Not included in this calculation are the gruelling years of testing, manufacturing and assembly that take place beforehand.
Yet, when launch day finally comes, so many things can go awry. Inclement weather, some asshole sailing his boat too close to the launch site, abnormal sensor readings, fuel not reaching the appropriate temperature, vertical wind shear.
Hell – even the clouds being too thick can completely cancel your date with space. With so much potential for things to go wrong, you start to wonder how any of the commercial space companies have ever been kissed?
Launch Sustainability
With the scrubbed launch this Spring of the 3D-printed rocket from Relativity, I began to pay a lot more attention to the sustainability of these launches – and not just the rockets themselves, but more so the supply chain and logistics involved.
A reusable rocket sounds great in theory, but a launch itself still has a horrible environmental impact.
For starters, I don’t think that there are enough carbon offset credits to combat the 50 to 100 times increase in emissions generated from a single launch as compared to the average airplane ride.
In 2022, SpaceX launched 180 rockets. That’s 30,600 to 61,200 trees for those of you still following. To summarise: one airplane = 34 trees. One SpaceX launch = well over 30,000 trees.
Additionally, if the excessive carbon being dumped into the atmosphere isn’t enough to give you pause for thought, then there’s also this to bear in mind: atmospheric models from University College London have revealed that the soot particles left by these rockets retain up to 500 times more heat in our atmosphere than all other sources of soot combined.
To The Moon And Back
The hunger to experience the thrill of a launch first-hand is driving a hectic commercial space industry. In 2021, for example, we all watched the race to space among top-table billionaires, as Sir Richard Branson’s Virgin Galactic and Jeff Bezos’ Blue Origin battled it out.
For many of us living in a world ravaged by a life-threatening pandemic, emotions ranged from wonderment and awe to disbelief and even anger.
Most of us will never have the luxury of leaving this blue marble behind when it literally gets too hot to stick around.

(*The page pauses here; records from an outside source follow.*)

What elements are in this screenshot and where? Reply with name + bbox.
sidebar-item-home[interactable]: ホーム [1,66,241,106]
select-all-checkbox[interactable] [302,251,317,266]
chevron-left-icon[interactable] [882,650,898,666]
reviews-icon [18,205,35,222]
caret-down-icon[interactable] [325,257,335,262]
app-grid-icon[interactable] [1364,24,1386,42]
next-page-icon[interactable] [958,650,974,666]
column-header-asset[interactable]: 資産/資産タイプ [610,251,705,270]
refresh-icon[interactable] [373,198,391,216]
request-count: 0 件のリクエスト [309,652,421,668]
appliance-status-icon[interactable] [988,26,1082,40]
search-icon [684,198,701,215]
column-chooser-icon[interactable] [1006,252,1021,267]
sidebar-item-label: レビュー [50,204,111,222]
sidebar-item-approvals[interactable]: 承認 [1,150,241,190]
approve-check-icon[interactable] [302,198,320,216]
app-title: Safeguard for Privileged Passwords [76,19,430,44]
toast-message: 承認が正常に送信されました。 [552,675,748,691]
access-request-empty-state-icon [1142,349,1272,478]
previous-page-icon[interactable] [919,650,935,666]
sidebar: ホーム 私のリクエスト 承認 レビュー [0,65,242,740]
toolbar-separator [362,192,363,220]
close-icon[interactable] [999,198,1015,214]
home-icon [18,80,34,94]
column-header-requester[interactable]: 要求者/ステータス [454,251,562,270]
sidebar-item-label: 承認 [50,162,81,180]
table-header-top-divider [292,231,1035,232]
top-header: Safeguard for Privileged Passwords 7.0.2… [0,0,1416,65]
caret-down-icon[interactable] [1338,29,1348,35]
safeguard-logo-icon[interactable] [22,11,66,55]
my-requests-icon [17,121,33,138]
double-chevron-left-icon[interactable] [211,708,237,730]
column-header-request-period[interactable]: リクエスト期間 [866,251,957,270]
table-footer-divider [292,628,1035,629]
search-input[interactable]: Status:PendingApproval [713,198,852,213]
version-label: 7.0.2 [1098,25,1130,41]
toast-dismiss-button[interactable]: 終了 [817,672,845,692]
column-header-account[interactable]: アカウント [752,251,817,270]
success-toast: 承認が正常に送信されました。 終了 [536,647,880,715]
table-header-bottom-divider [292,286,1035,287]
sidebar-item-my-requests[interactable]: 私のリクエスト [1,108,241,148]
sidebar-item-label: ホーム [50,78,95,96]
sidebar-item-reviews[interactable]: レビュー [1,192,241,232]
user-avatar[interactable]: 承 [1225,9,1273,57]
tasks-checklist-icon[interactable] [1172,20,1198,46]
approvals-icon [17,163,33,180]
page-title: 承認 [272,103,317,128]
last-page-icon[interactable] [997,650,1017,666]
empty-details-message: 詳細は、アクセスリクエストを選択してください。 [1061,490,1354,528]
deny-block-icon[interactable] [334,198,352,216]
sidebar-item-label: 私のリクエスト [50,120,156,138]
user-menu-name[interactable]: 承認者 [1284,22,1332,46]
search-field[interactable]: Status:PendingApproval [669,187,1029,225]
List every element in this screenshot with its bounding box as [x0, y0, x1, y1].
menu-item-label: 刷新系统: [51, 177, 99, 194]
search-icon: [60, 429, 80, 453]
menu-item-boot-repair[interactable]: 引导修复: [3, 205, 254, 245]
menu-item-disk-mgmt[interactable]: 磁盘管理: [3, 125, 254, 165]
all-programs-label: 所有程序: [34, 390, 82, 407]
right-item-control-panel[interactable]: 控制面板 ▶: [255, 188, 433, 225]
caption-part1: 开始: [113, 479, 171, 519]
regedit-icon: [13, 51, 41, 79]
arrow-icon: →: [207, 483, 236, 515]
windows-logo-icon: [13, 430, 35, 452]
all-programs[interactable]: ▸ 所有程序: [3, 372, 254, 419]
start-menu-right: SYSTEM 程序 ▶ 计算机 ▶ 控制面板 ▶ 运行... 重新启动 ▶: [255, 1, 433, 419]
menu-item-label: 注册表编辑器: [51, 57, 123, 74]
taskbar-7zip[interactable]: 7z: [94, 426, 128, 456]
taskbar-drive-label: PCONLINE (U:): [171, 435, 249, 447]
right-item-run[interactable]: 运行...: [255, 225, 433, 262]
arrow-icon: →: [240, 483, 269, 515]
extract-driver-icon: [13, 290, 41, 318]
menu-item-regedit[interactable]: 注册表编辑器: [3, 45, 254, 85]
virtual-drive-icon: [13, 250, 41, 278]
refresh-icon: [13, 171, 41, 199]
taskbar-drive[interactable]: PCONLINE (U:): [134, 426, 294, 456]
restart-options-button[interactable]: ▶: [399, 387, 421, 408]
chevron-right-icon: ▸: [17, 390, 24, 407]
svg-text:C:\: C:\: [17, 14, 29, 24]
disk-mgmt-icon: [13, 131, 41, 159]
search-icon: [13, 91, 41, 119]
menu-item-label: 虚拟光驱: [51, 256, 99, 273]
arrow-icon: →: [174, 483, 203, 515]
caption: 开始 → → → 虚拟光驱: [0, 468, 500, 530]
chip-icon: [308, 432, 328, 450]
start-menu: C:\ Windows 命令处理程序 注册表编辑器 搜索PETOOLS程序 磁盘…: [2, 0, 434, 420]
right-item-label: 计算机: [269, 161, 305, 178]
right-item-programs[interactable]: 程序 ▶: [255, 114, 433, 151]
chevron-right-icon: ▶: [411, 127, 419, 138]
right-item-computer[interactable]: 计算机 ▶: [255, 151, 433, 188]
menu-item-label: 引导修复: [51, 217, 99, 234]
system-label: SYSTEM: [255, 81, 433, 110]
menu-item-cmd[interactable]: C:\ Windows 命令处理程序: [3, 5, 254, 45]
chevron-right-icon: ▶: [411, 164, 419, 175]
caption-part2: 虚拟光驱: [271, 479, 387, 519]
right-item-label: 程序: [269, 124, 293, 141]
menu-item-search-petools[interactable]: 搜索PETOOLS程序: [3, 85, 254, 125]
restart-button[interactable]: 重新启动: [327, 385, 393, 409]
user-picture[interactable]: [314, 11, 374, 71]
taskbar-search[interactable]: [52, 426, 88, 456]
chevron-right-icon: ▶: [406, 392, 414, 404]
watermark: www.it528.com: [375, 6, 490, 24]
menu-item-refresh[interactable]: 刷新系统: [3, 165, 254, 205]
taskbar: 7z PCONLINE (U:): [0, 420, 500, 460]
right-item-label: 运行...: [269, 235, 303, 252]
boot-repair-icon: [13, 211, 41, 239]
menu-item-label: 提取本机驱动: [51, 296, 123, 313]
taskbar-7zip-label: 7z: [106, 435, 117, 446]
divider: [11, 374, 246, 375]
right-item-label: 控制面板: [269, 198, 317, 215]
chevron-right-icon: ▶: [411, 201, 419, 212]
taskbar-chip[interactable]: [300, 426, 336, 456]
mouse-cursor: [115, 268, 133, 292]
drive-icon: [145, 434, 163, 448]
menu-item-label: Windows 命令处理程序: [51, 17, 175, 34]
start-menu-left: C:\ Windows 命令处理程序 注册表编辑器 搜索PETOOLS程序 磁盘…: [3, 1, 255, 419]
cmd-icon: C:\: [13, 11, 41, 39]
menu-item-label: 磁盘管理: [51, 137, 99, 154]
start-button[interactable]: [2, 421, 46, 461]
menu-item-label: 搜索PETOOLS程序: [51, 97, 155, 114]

So what will it take to get this new space industry to pay attention to its environmental impact? A specialised tech-bro tax credit incentive? An updated green-er deal? Reusable rockets that are somehow cheaper than the current estimated low, low price of $67 million?
There’s a lot that new space can learn from the commercial airline industry when it comes to tackling the challenge that is sustainability.
Tactics might include swapping to more sustainable fuels; creating new engines that reduce emissions, noise and fuel burn; and funding grant programmes to analyse, review and track emissions, energy efficiencies, operational efficiency, and climate impact (to name a few).
Intentional Choices
I understand how incredibly challenging it can be to bake sustainability into a product that has been almost a decade in the making.
But in the emerging area of rocket logistics, the industry could be more sustainable and reduce environmental impact for every launch by making stronger, intentional investments in areas like equipment procurement, basing, international diplomacy and more efficiently trained and skilled personnel. Becoming more efficient at handling takeoff and landing – where most rockets burn the greatest amount of fuel – can only help us in the long run.
Sustainability isn’t an easy ask for any country, industry or large rocket manufacturer. But all I’m asking is for some of them to try.
I know that it won’t be easy and that the road to hell is paved with good intentions, but I leave you with my mother’s sage advice: Sometimes you have to kiss a few frogs before you get to the charming part.